Worst case scenario government on way?

Searchlight - September 2010

Political chaos in the Netherlands is continuing after former prime minister Ruud Lubbers' mission to form a majority coalition, flopped.
Now, after consulting the leaders of all parties, he has allowed the leaders of the right-wing liberal Party for Freedom and Democracy (VVD), the Christian Democrats (CDA) and the Freedom Party (PVV) sit together to hammer out a coalition agreement.
Without Lubbers' supervision, the leaders of the three parties, Mark Rutte (VVD), Maxime Verhagen (CDA) and Geert Wilders (PVV) started talks at the same time as recognising mutual differences on "the nature and character of Islam".
Differences notwithstanding, there is also much that bring the parties together: making the Netherlands stronger, safer and more prosperous being seen as a common goal and starting point and facilitating an agreement that Wilders' Freedom Party will be involved in moves to support a new government. Any agreement between the parties would have include deals on slashing government spending, immigration, integration and asylum, law and order and better care for the elderly.
With this declaration, arguably the worst case scenario, that could lead to the most right-wing government since the Second World War, negotiations, supervised by the VVD former mayor of Rotterdam, Ivo Opstelten, have now started between the three parties. Opstelten led the Rotterdam city council, when a predecessor of the PVV, Pim Fortuyn's Livable Rotterdam, entered a government coalition in 2002.
Consequently, Wilders hoped-for position of kingmaker is now under earnest negotiation, his role model being Pia Kjaersgaard's Danish People's Party (DF) which has, since 2001, propped up three minority governments of liberals and conservatives and has inveigled them to introduce some of the most draconian immigration laws in Europe. Wilders and Kjaersgaard are no strangers to each other, having met several times and discussed the strategy of being a support act that actually runs the show.
Should a Danish-style arrangement come into being in the Netherlands, the crazed Islamophobe Wilders would become the most influential politician in the Netherlands, effectively the power behind the scenes. Having complete control over the PVV which will have no ministerial responsibilities, Wilders will be able to hire and fire ministers from other parties if he objects to their policies.
Worse, he will participate in meetings between VVD and CDA about a coalition agreement but will not have sign one. Wilders will also be at the meetings where names of potential ministers will be discussed and he can offer his opinion, for example, about any appointments of ministers holding dual nationality.

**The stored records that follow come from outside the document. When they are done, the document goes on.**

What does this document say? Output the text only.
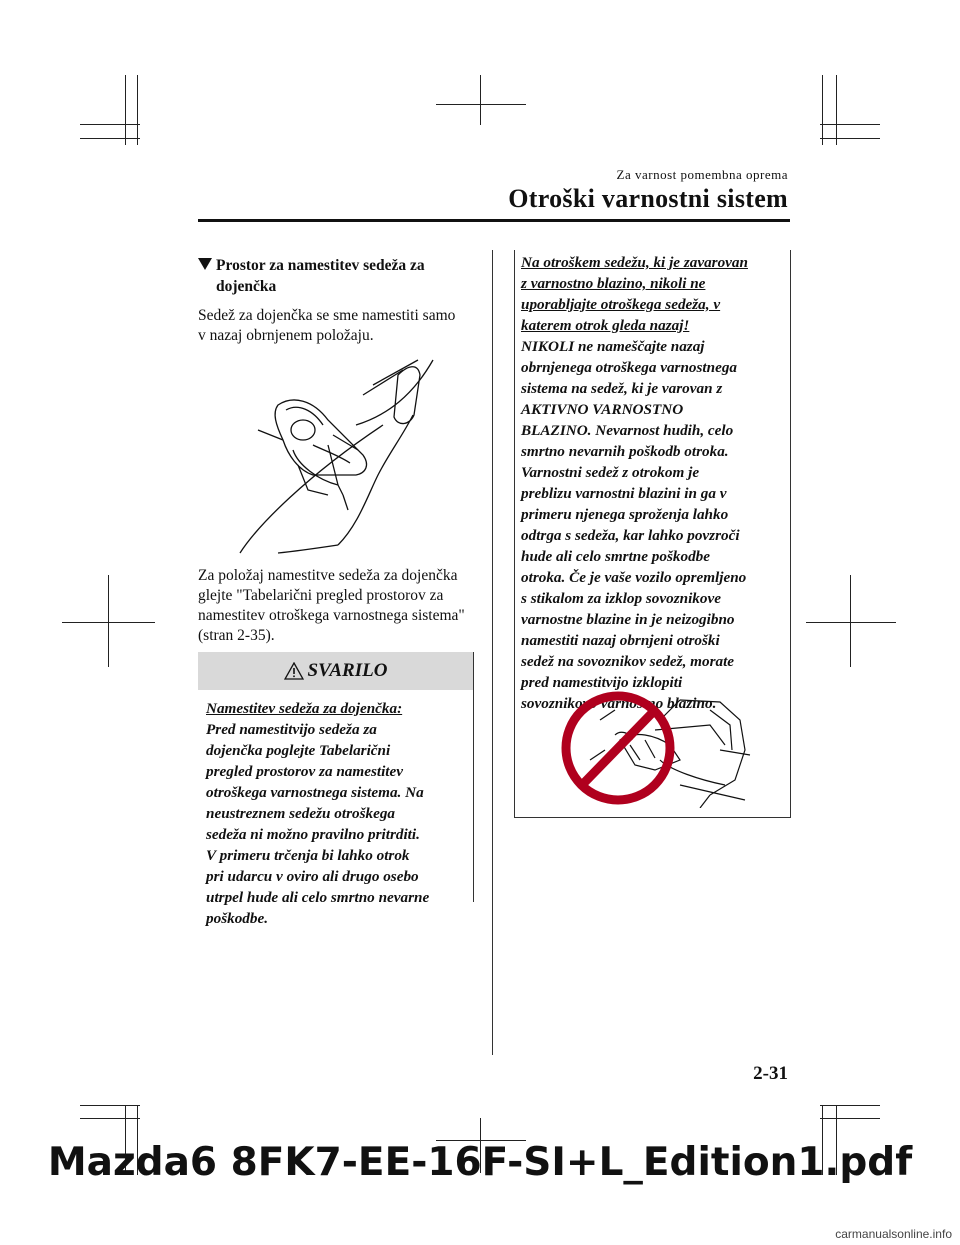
Za varnost pomembna oprema
Otroški varnostni sistem
Prostor za namestitev sedeža za
dojenčka

Sedež za dojenčka se sme namestiti samo

v nazaj obrnjenem položaju.

Za položaj namestitve sedeža za dojenčka

glejte "Tabelarični pregled prostorov za

namestitev otroškega varnostnega sistema"

(stran 2-35).

SVARILO

Namestitev sedeža za dojenčka:

Pred namestitvijo sedeža za

dojenčka poglejte Tabelarični

pregled prostorov za namestitev

otroškega varnostnega sistema. Na

neustreznem sedežu otroškega

sedeža ni možno pravilno pritrditi.

V primeru trčenja bi lahko otrok

pri udarcu v oviro ali drugo osebo

utrpel hude ali celo smrtno nevarne

poškodbe.

Na otroškem sedežu, ki je zavarovan

z varnostno blazino, nikoli ne

uporabljajte otroškega sedeža, v

katerem otrok gleda nazaj!

NIKOLI ne nameščajte nazaj

obrnjenega otroškega varnostnega

sistema na sedež, ki je varovan z

AKTIVNO VARNOSTNO

BLAZINO. Nevarnost hudih, celo

smrtno nevarnih poškodb otroka.

Varnostni sedež z otrokom je

preblizu varnostni blazini in ga v

primeru njenega sproženja lahko

odtrga s sedeža, kar lahko povzroči

hude ali celo smrtne poškodbe

otroka. Če je vaše vozilo opremljeno

s stikalom za izklop sovoznikove

varnostne blazine in je neizogibno

namestiti nazaj obrnjeni otroški

sedež na sovoznikov sedež, morate

pred namestitvijo izklopiti

sovoznikovo varnostno blazino.

2-31
Mazda6 8FK7-EE-16F-SI+L_Edition1.pdf
carmanualsonline.info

Some time ago, Rutte said that Wilders "has the darkest ideas" That was before Wilders really started raving about taxing headscarves and deporting millions of Muslims from Europe. Now, in talks with Wilders, he does not mention these "dark ideas".

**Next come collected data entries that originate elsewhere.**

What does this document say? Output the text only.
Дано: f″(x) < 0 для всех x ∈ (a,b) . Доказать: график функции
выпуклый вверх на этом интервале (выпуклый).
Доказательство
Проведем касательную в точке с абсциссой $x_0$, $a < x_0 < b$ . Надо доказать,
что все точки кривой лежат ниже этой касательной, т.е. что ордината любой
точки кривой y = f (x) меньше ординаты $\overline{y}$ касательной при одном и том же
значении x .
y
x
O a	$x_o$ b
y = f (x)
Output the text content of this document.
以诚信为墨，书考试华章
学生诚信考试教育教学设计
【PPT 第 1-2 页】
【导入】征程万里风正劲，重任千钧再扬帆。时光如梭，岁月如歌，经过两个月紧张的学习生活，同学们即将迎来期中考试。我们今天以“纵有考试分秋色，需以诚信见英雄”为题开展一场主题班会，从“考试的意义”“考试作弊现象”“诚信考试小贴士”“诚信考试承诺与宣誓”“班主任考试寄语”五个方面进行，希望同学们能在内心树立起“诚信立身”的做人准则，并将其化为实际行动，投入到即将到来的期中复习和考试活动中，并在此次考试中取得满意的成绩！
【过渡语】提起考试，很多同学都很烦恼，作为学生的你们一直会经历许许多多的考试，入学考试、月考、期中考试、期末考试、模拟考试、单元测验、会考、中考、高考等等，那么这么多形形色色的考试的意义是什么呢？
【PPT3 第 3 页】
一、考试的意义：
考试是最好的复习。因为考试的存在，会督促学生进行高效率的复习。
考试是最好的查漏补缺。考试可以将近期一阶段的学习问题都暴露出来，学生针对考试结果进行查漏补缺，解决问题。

Only one prominent liberal, the former president of parliament, Frans Weisglas, speaks openly out against the Freedom Party's role, declaring that "The exclusion and discrimination of a group of people in our country, wanting to raise taxes on 'headrags' and the ethnic registration of our citizens don't belong in our constitutional state".
Many observers think it is hard to believe that a liberal like Rutte will ultimately agree with state interference on the matters of, for example, Muslim headscarves in public buildings, a ban on the Koran and a ban on building mosques as laid out in the PVV's programme.
The parties' fudged a statement about holding different opinions on Islam means not only that Wilders can continue to vent his rage against it in parliament and abroad but the impact will be much bigger now, since Wilders, one way or another, will be seen as part of the government.
Another pressing problem is the Freedom's Party desire to elevate the "struggle against Islam" to the core of Dutch foreign policy. Wilders is again going to make efforts to build an international anti-Islam coalition by establishing a new network, the International Freedom Alliance (IFA). Together with allies from the United States, Canada, the United Kingdom, Germany and France, he will launch the network at the end of the year.

Wilders writes in a recommendation on the back cover of the book that it is presents "a terrifying analysis" and "unmasks Obama's philosophy of almost universal 'moral equality', a philosophy that is the partner of the cultural relativism that poisoned Europe for the last decades"
. And, on 5 October, just a few weeks after his Ground Zero performance, this same "kingmaker" and fan of tough law and order measures will find himself in court, accused of inciting hatred. The racists, fascists and football louts of the English Defence League, who earlier welcomed Wilders to London, will travel to Amsterdam to meet their Dutch allies for a rally in his support.